A Victory for Independent Filmmaking
If the film is impressive as it is, it’s even more so considering the long and difficult birthing process. In an email, Mike Bruce explained to me how
Kirkpatrick and I had no budget to work with nor did we have any industry connections while making this film over 2 1/2 years. We just pulled friends together and went out and shot it slowly over time. As expenses came up, we paid out of our own pockets. KP delivers pizza, and I get whatever odd jobs I can find to get by. At times, we were homeless while making this thing. I actually moved 14 times (with my entire editing bay) during the 2 1/2 years we spent on this. The majority of that time was me editing, colourizing and tweaking. Somehow we managed to finish it, which is a small miracle in itself.
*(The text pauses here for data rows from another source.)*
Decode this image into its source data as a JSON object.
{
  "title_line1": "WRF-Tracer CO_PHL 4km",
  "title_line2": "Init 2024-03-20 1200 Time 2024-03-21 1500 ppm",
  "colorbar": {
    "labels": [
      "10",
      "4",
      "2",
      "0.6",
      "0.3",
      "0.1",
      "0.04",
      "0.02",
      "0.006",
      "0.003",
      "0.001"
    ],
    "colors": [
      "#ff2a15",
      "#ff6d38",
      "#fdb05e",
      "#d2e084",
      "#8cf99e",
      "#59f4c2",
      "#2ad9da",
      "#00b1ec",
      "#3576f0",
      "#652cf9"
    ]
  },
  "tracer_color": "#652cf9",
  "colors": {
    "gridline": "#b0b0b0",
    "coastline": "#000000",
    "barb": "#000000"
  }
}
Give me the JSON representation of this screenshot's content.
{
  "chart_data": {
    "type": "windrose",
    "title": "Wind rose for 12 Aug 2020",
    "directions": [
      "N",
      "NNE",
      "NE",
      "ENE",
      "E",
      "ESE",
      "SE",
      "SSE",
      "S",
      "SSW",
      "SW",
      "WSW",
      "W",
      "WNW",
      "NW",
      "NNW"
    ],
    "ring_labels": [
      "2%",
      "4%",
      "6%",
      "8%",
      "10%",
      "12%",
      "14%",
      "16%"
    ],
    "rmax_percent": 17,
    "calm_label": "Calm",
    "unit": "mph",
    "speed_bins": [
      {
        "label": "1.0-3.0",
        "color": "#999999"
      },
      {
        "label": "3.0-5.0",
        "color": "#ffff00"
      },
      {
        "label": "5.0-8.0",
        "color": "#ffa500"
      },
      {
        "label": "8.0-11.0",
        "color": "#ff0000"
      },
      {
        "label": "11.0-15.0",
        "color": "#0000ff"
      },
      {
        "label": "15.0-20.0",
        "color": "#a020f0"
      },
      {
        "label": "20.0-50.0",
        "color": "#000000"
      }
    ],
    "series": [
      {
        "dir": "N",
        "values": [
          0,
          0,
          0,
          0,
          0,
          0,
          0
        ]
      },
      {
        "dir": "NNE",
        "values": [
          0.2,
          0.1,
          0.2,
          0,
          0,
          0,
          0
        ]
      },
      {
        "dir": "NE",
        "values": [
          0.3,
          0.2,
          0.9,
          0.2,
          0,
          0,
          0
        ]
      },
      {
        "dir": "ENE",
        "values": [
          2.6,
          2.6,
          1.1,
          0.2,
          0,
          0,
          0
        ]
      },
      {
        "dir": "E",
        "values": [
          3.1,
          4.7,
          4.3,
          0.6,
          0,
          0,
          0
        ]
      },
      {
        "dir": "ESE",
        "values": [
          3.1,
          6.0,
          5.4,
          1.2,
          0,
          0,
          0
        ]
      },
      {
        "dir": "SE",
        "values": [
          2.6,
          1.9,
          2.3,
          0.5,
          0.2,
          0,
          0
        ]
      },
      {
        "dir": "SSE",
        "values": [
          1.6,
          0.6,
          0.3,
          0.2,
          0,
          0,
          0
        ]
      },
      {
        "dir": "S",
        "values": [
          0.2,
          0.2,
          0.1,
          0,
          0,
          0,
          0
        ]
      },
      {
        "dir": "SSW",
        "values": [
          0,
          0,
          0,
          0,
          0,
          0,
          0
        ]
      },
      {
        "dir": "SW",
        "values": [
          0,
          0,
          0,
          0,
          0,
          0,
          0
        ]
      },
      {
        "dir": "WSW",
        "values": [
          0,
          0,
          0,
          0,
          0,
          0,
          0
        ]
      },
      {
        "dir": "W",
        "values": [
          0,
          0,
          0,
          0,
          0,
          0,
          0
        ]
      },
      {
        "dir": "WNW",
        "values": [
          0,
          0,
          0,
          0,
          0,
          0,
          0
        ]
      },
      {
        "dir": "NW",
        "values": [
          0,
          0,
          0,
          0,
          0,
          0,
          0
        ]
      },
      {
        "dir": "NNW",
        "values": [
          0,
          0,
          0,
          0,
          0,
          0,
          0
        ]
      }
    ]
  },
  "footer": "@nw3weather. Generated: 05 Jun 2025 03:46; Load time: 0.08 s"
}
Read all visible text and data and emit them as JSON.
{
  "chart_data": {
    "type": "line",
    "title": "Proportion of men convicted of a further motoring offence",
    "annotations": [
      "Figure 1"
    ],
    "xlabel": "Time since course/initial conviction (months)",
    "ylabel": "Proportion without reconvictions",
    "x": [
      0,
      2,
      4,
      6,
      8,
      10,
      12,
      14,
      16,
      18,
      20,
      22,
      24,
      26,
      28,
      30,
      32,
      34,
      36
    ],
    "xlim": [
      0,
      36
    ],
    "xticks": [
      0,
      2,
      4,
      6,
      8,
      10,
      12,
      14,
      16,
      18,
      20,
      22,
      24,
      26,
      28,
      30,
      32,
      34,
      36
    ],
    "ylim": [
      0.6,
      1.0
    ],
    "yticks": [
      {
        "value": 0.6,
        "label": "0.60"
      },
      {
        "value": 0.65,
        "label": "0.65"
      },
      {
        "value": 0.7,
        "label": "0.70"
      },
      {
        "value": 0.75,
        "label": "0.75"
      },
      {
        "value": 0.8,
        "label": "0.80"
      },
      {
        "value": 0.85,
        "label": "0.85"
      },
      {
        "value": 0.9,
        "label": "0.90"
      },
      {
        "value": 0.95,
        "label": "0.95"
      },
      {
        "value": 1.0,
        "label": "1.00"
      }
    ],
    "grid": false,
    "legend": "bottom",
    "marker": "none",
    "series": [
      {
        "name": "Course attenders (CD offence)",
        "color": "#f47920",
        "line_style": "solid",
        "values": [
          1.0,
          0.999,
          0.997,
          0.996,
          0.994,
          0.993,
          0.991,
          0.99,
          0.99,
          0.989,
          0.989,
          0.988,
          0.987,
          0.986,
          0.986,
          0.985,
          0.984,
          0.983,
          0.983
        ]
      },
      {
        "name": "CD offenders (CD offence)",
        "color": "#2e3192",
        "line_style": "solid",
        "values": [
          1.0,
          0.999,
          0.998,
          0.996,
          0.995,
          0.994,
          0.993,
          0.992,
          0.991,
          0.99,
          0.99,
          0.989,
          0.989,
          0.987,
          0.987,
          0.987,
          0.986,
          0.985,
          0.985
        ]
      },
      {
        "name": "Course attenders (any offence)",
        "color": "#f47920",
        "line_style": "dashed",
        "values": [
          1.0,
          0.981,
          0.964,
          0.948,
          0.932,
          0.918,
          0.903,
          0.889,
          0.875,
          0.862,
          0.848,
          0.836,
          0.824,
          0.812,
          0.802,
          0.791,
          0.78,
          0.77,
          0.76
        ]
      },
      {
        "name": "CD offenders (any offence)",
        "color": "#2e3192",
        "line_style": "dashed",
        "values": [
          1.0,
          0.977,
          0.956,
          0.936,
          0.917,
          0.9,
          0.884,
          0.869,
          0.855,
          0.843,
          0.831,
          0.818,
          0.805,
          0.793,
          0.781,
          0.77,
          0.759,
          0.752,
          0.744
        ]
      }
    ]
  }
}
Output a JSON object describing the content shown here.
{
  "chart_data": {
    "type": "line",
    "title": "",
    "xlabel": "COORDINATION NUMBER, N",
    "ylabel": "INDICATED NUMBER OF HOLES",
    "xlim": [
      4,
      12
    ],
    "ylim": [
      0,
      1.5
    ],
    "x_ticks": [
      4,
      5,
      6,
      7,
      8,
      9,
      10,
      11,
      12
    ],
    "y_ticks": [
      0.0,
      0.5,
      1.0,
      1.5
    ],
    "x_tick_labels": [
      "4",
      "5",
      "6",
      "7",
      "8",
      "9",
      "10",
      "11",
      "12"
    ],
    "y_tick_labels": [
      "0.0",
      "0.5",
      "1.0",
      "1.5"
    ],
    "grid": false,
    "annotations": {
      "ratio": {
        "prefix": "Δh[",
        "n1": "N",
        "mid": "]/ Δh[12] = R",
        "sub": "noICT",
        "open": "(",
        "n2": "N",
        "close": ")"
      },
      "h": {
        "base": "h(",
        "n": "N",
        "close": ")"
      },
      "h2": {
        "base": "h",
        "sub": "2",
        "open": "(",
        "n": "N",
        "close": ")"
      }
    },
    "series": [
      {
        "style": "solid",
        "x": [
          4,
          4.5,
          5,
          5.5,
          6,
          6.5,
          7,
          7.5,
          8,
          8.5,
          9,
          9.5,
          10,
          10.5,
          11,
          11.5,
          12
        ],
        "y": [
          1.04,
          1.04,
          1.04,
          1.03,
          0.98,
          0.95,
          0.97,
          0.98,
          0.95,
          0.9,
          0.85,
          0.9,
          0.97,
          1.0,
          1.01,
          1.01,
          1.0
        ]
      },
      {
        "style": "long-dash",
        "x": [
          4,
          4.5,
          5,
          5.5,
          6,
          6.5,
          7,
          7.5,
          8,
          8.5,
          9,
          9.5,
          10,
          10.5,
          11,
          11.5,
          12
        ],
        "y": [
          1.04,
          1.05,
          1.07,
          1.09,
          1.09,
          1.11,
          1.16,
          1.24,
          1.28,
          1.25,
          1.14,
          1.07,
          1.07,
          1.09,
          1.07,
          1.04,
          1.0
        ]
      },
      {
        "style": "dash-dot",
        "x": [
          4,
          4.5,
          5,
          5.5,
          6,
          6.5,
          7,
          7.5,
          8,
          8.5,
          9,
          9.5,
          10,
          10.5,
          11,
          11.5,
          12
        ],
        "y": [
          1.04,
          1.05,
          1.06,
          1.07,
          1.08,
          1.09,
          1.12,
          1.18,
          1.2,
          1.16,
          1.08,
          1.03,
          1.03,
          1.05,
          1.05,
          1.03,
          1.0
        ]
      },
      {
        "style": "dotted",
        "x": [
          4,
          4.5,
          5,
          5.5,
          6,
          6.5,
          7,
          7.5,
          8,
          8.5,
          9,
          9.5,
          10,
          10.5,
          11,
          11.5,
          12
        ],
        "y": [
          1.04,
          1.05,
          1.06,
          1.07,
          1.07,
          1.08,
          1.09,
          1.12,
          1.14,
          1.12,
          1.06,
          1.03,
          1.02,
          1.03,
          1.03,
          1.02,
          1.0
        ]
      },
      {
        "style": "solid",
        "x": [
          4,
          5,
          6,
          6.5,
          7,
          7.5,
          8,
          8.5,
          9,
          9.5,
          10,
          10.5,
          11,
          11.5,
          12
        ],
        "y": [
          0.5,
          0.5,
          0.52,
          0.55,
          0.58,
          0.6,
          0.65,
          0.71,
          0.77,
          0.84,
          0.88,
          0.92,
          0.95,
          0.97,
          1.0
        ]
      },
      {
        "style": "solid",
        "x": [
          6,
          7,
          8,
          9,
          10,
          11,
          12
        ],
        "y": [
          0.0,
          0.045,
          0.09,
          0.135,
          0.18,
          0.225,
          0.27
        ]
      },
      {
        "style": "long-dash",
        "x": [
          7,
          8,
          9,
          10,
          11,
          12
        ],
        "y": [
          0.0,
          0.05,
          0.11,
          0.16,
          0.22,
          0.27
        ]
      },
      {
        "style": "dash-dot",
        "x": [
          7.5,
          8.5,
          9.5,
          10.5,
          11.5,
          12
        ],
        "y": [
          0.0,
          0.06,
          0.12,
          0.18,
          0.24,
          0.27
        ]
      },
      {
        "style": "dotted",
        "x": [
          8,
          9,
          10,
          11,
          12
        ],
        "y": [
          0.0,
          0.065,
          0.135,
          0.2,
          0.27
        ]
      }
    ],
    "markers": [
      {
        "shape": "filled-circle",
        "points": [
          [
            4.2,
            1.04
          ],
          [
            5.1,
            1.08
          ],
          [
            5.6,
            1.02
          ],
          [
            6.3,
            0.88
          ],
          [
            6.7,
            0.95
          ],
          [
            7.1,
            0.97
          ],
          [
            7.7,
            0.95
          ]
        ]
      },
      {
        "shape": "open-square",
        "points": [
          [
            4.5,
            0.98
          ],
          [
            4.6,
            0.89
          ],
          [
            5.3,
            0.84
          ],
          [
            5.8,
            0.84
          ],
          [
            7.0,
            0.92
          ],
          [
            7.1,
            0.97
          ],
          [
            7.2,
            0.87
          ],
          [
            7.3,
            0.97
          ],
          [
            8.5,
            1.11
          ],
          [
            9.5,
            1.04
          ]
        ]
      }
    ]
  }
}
The obvious passion that went into making The Legend of God’s Gun, along with genuine skill and purpose, make for a film that is not only exciting, but worth getting excited about. It’s a victory for filmmaking outside the studio system. Unapologetically fun, cinematically clever, The Legend of God’s Gun has many parts, but is 100 percent visionary.
Entertainment Value: ** (out of two)
Technical Quality: ** (out of two)
The Legend of God’s Gun. Directed by Mike Bruce. Written by Mike Bruce and Kirkpatrick Thomas. Starring Bobby Bones, Kirkpatrick Thomas, Dave Koenig, Mike Bruce, Scott Dyeswell, Julie Patterson and Emma Salerno. 78 minutes. Not rated, but contains violence and sexually suggestive scenes that would annoy the MPAA.